К сожалению, Фуфел разговаривал только по-собачьи, а Император, хоть и мог определить, что песик чем-то расстроен, понятия не имел, чем именно. (Все переводившие с собачьего знают, что лишь где-то треть того, что Фуфел произнес, на самом деле что-то значило. Остальное — просто шум, который ему полагалось производить. Человеческая речь осмысленна примерно в той же пропорции.) Лазарь — золотистый ретривер, последние два месяца то и дело вступавший в единоборства с вампирами и вообще по натуре своей более солидный, — к происходящему относился спокойнее. Однако, несмотря на склонность Фуфела реагировать на все обостреннее, чем нужно, и он вынужден был признать: в воздухе и впрямь сгустился кошачий дух. А еще больше тревожило, что пахло не просто котом, а дохлым котом. Идет дохлый кот. Не, погоди — что это? Не кот — коты. Ой, это скверно.

— Насчет кота он пррафф, — рявкнул Лазарь, тычась мордой в ногу Императора. — Нам следует удалиться из этого района, быть может, — к Северному пляжу, поискать, не обронил ли кто кусок вяленого мяса. Мне бы, к примеру, не помешало. А не то можем остаться тут и погибнуть. Все равно. Меня и то, и то устраивает.

— Легче, гвардия, — сказал Император. Теперь и он чуял: что-то неладно. Его Величество опустился на колени — суставы скрипнули несмазанными петлями — и огляделся, разминая пальцами у Фуфела между ушей, словно готовил бисквитное тесто из собачьих мозгов. Сам он был велик и мохнат — грозовая туча, а не человек. Широкие плечи и седая борода, соображал быстро и был до мозга костей предан народу своего Города. На улицах Сан-Франциско он жил так давно, что и старожилы не упомнят, и туристы видели в нем всего-навсего оборванного бездомного побирушку. А вот для местных он был достопримечательность, памятник истории, который всегда с тобой, перекати-дух и ходячая городская совесть. По большей части они относились к нему с тем почтением, которое иначе доставалось бы на долю действительных монарших особ.
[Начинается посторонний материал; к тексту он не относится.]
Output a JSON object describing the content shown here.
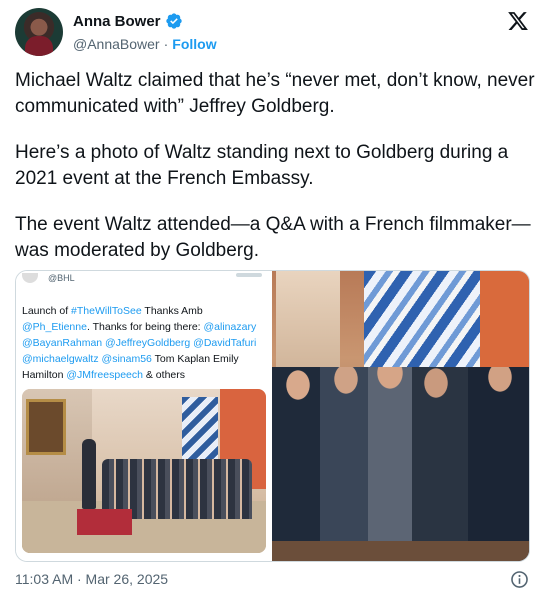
{
  "author": {
    "name": "Anna Bower",
    "handle": "@AnnaBower",
    "separator": "·",
    "follow_label": "Follow"
  },
  "tweet": {
    "paragraphs": [
      "Michael Waltz claimed that he’s “never met, don’t know, never communicated with” Jeffrey Goldberg.",
      "Here’s a photo of Waltz standing next to Goldberg during a 2021 event at the French Embassy.",
      "The event Waltz attended—a Q&A with a French filmmaker—was moderated by Goldberg."
    ],
    "timestamp": "11:03 AM · Mar 26, 2025"
  },
  "embedded_screenshot": {
    "handle": "@BHL",
    "text_parts": [
      {
        "t": "Launch of ",
        "link": false
      },
      {
        "t": "#TheWillToSee",
        "link": true
      },
      {
        "t": " Thanks Amb ",
        "link": false
      },
      {
        "t": "@Ph_Etienne",
        "link": true
      },
      {
        "t": ". Thanks for being there: ",
        "link": false
      },
      {
        "t": "@alinazary",
        "link": true
      },
      {
        "t": " ",
        "link": false
      },
      {
        "t": "@BayanRahman",
        "link": true
      },
      {
        "t": " ",
        "link": false
      },
      {
        "t": "@JeffreyGoldberg",
        "link": true
      },
      {
        "t": " ",
        "link": false
      },
      {
        "t": "@DavidTafuri",
        "link": true
      },
      {
        "t": " ",
        "link": false
      },
      {
        "t": "@michaelgwaltz",
        "link": true
      },
      {
        "t": " ",
        "link": false
      },
      {
        "t": "@sinam56",
        "link": true
      },
      {
        "t": " Tom Kaplan Emily Hamilton ",
        "link": false
      },
      {
        "t": "@JMfreespeech",
        "link": true
      },
      {
        "t": " & others",
        "link": false
      }
    ]
  },
  "colors": {
    "link": "#1d9bf0",
    "text": "#0f1419",
    "muted": "#536471",
    "verified": "#1d9bf0"
  },
  "icons": [
    "verified-badge-icon",
    "x-logo-icon",
    "info-icon"
  ]
}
Невзирая на то, что Император был скорбен главою до звона в ушах.

На улице никого не было, но в полуквартале Император различил трехколесную машинку смотрителя стоянок Сан-Францисского парковочного управления — она стояла за нелегально припаркованным «ауди». Желтые мигалки машинки бросали вокруг предупреждающие блики, и те гонялись друг за дружкой по стенам домов, как пьяные желтушные феи Колокольчики. Самого же смотрителя не наблюдалось.

— Странно. Счетчицам уж поздновато работать. Вероятно, это потребует нашего расследования, господа.
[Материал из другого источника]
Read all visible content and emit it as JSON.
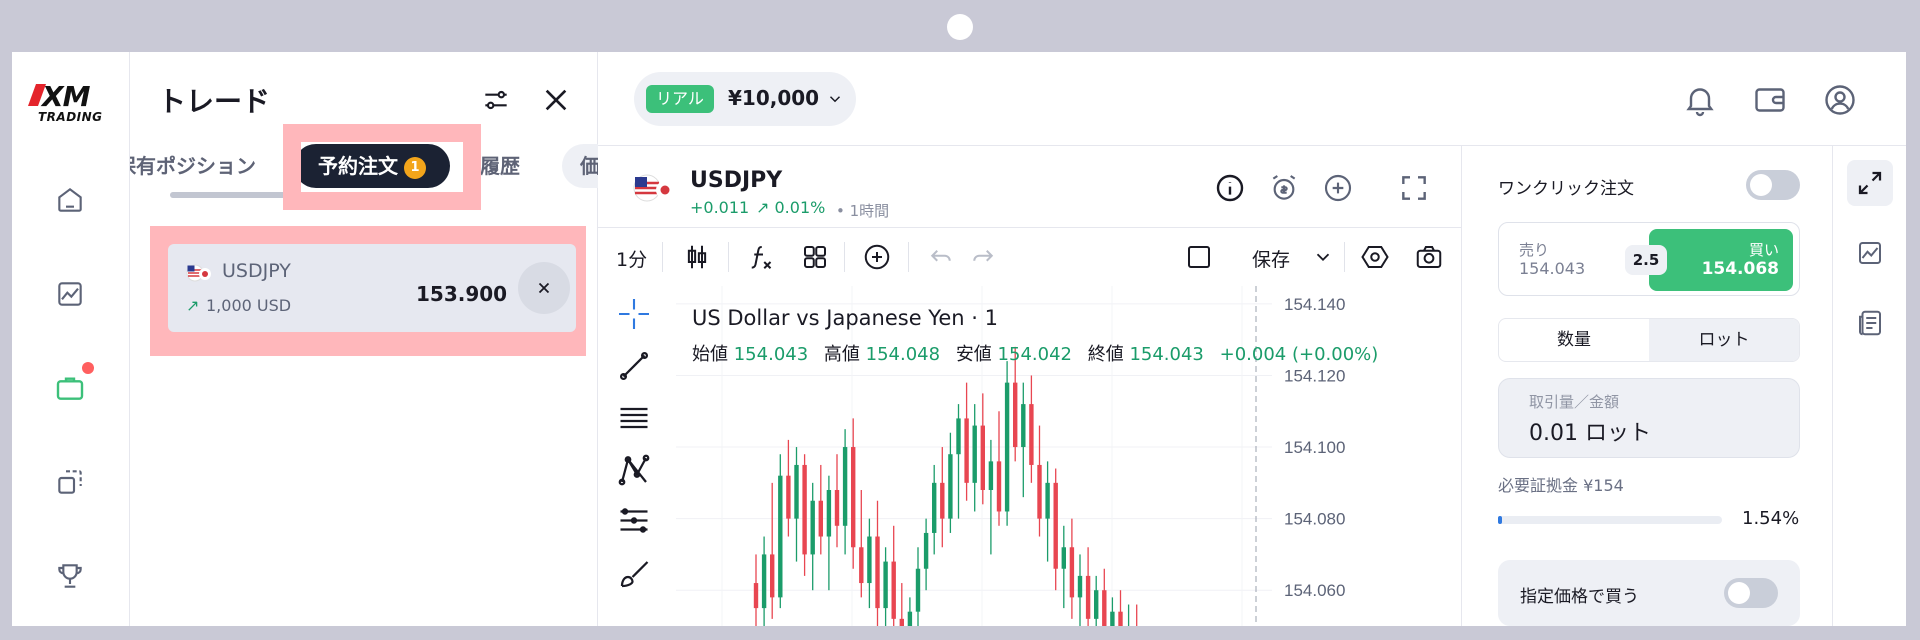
{
  "brand": {
    "logo": "XM",
    "logo_sub": "TRADING"
  },
  "rail": {
    "items": [
      {
        "icon": "home-icon"
      },
      {
        "icon": "chart-icon"
      },
      {
        "icon": "briefcase-icon",
        "active": true,
        "badge": true
      },
      {
        "icon": "copy-icon"
      },
      {
        "icon": "trophy-icon"
      }
    ]
  },
  "panel": {
    "title": "トレード",
    "tabs": [
      {
        "label": "保有ポジション"
      },
      {
        "label": "予約注文",
        "count": "1",
        "active": true
      },
      {
        "label": "履歴"
      },
      {
        "label": "価"
      }
    ],
    "order": {
      "symbol": "USDJPY",
      "volume": "1,000 USD",
      "price": "153.900"
    }
  },
  "header": {
    "account_type": "リアル",
    "balance": "¥10,000"
  },
  "instrument": {
    "symbol": "USDJPY",
    "change": "+0.011",
    "change_pct": "0.01%",
    "timeframe": "• 1時間"
  },
  "toolbar": {
    "interval": "1分",
    "save_label": "保存"
  },
  "chart_data": {
    "type": "candlestick",
    "title": "US Dollar vs Japanese Yen · 1",
    "legend": {
      "open_label": "始値",
      "open": "154.043",
      "high_label": "高値",
      "high": "154.048",
      "low_label": "安値",
      "low": "154.042",
      "close_label": "終値",
      "close": "154.043",
      "change": "+0.004 (+0.00%)"
    },
    "y_ticks": [
      "154.140",
      "154.120",
      "154.100",
      "154.080",
      "154.060"
    ],
    "ylim": [
      154.05,
      154.145
    ],
    "candles": [
      {
        "o": 154.062,
        "h": 154.07,
        "l": 154.05,
        "c": 154.055
      },
      {
        "o": 154.055,
        "h": 154.075,
        "l": 154.05,
        "c": 154.07
      },
      {
        "o": 154.07,
        "h": 154.09,
        "l": 154.052,
        "c": 154.058
      },
      {
        "o": 154.058,
        "h": 154.098,
        "l": 154.055,
        "c": 154.092
      },
      {
        "o": 154.092,
        "h": 154.102,
        "l": 154.075,
        "c": 154.08
      },
      {
        "o": 154.08,
        "h": 154.1,
        "l": 154.068,
        "c": 154.095
      },
      {
        "o": 154.095,
        "h": 154.098,
        "l": 154.064,
        "c": 154.07
      },
      {
        "o": 154.07,
        "h": 154.09,
        "l": 154.06,
        "c": 154.085
      },
      {
        "o": 154.085,
        "h": 154.095,
        "l": 154.07,
        "c": 154.075
      },
      {
        "o": 154.075,
        "h": 154.092,
        "l": 154.06,
        "c": 154.088
      },
      {
        "o": 154.088,
        "h": 154.098,
        "l": 154.072,
        "c": 154.078
      },
      {
        "o": 154.078,
        "h": 154.105,
        "l": 154.07,
        "c": 154.1
      },
      {
        "o": 154.1,
        "h": 154.108,
        "l": 154.066,
        "c": 154.072
      },
      {
        "o": 154.072,
        "h": 154.088,
        "l": 154.058,
        "c": 154.062
      },
      {
        "o": 154.062,
        "h": 154.08,
        "l": 154.055,
        "c": 154.075
      },
      {
        "o": 154.075,
        "h": 154.085,
        "l": 154.05,
        "c": 154.055
      },
      {
        "o": 154.055,
        "h": 154.072,
        "l": 154.048,
        "c": 154.068
      },
      {
        "o": 154.068,
        "h": 154.078,
        "l": 154.05,
        "c": 154.052
      },
      {
        "o": 154.052,
        "h": 154.062,
        "l": 154.04,
        "c": 154.045
      },
      {
        "o": 154.045,
        "h": 154.058,
        "l": 154.036,
        "c": 154.054
      },
      {
        "o": 154.054,
        "h": 154.072,
        "l": 154.048,
        "c": 154.066
      },
      {
        "o": 154.066,
        "h": 154.08,
        "l": 154.06,
        "c": 154.076
      },
      {
        "o": 154.076,
        "h": 154.095,
        "l": 154.07,
        "c": 154.09
      },
      {
        "o": 154.09,
        "h": 154.1,
        "l": 154.072,
        "c": 154.08
      },
      {
        "o": 154.08,
        "h": 154.104,
        "l": 154.076,
        "c": 154.098
      },
      {
        "o": 154.098,
        "h": 154.112,
        "l": 154.08,
        "c": 154.108
      },
      {
        "o": 154.108,
        "h": 154.118,
        "l": 154.085,
        "c": 154.09
      },
      {
        "o": 154.09,
        "h": 154.112,
        "l": 154.082,
        "c": 154.106
      },
      {
        "o": 154.106,
        "h": 154.115,
        "l": 154.084,
        "c": 154.088
      },
      {
        "o": 154.088,
        "h": 154.102,
        "l": 154.07,
        "c": 154.096
      },
      {
        "o": 154.096,
        "h": 154.11,
        "l": 154.078,
        "c": 154.082
      },
      {
        "o": 154.082,
        "h": 154.124,
        "l": 154.078,
        "c": 154.118
      },
      {
        "o": 154.118,
        "h": 154.128,
        "l": 154.096,
        "c": 154.1
      },
      {
        "o": 154.1,
        "h": 154.118,
        "l": 154.086,
        "c": 154.112
      },
      {
        "o": 154.112,
        "h": 154.12,
        "l": 154.09,
        "c": 154.095
      },
      {
        "o": 154.095,
        "h": 154.106,
        "l": 154.075,
        "c": 154.08
      },
      {
        "o": 154.08,
        "h": 154.096,
        "l": 154.068,
        "c": 154.09
      },
      {
        "o": 154.09,
        "h": 154.094,
        "l": 154.06,
        "c": 154.066
      },
      {
        "o": 154.066,
        "h": 154.078,
        "l": 154.055,
        "c": 154.072
      },
      {
        "o": 154.072,
        "h": 154.08,
        "l": 154.052,
        "c": 154.058
      },
      {
        "o": 154.058,
        "h": 154.07,
        "l": 154.048,
        "c": 154.064
      },
      {
        "o": 154.064,
        "h": 154.072,
        "l": 154.046,
        "c": 154.052
      },
      {
        "o": 154.052,
        "h": 154.064,
        "l": 154.044,
        "c": 154.06
      },
      {
        "o": 154.06,
        "h": 154.066,
        "l": 154.04,
        "c": 154.046
      },
      {
        "o": 154.046,
        "h": 154.058,
        "l": 154.04,
        "c": 154.054
      },
      {
        "o": 154.054,
        "h": 154.06,
        "l": 154.038,
        "c": 154.044
      },
      {
        "o": 154.044,
        "h": 154.056,
        "l": 154.038,
        "c": 154.05
      },
      {
        "o": 154.05,
        "h": 154.056,
        "l": 154.036,
        "c": 154.04
      }
    ]
  },
  "order_entry": {
    "one_click_label": "ワンクリック注文",
    "sell_label": "売り",
    "sell_price": "154.043",
    "buy_label": "買い",
    "buy_price": "154.068",
    "spread": "2.5",
    "unit_quantity": "数量",
    "unit_lot": "ロット",
    "amount_label": "取引量／金額",
    "amount_value": "0.01 ロット",
    "margin_label": "必要証拠金 ¥154",
    "margin_pct": "1.54%",
    "margin_fraction": 0.0154,
    "limit_label": "指定価格で買う"
  },
  "colors": {
    "up": "#1b9c6a",
    "down": "#e84651",
    "accent": "#3cc07a",
    "highlight": "#ffb7bb"
  }
}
Но не успел Император подняться с колен, Фуфел выпрыгнул у него из кармана пальто и устремился напрямик к машинке. Его атаку легкой кавалерии предвещало трубное стаккато неистового лая. Лазарь кинулся следом за черно-белой мохнатой баллистической ракетой, а старик пошаркал за ними, насколько быстро несли его изъеденные артритом ноги.

Фуфела они нашли за «ауди» — он рылся в пустой полицейской форме и фыркал, весь в мелкой серой пыли. Глаза Императора полезли на лоб. Он попятился прочь по тротуару и вжался в стальную пожарную дверь какой-то промышленной студии — такие выходили на всю улицу. Он уже видел это. Он узнал признаки. Но когда больше месяца назад собственной персоной провожал старого вампира и его спутников на борт огромной яхты в Заливе, он думал, что Город его теперь навсегда избавлен от извергов-кровососов. А теперь, выходит, — снова?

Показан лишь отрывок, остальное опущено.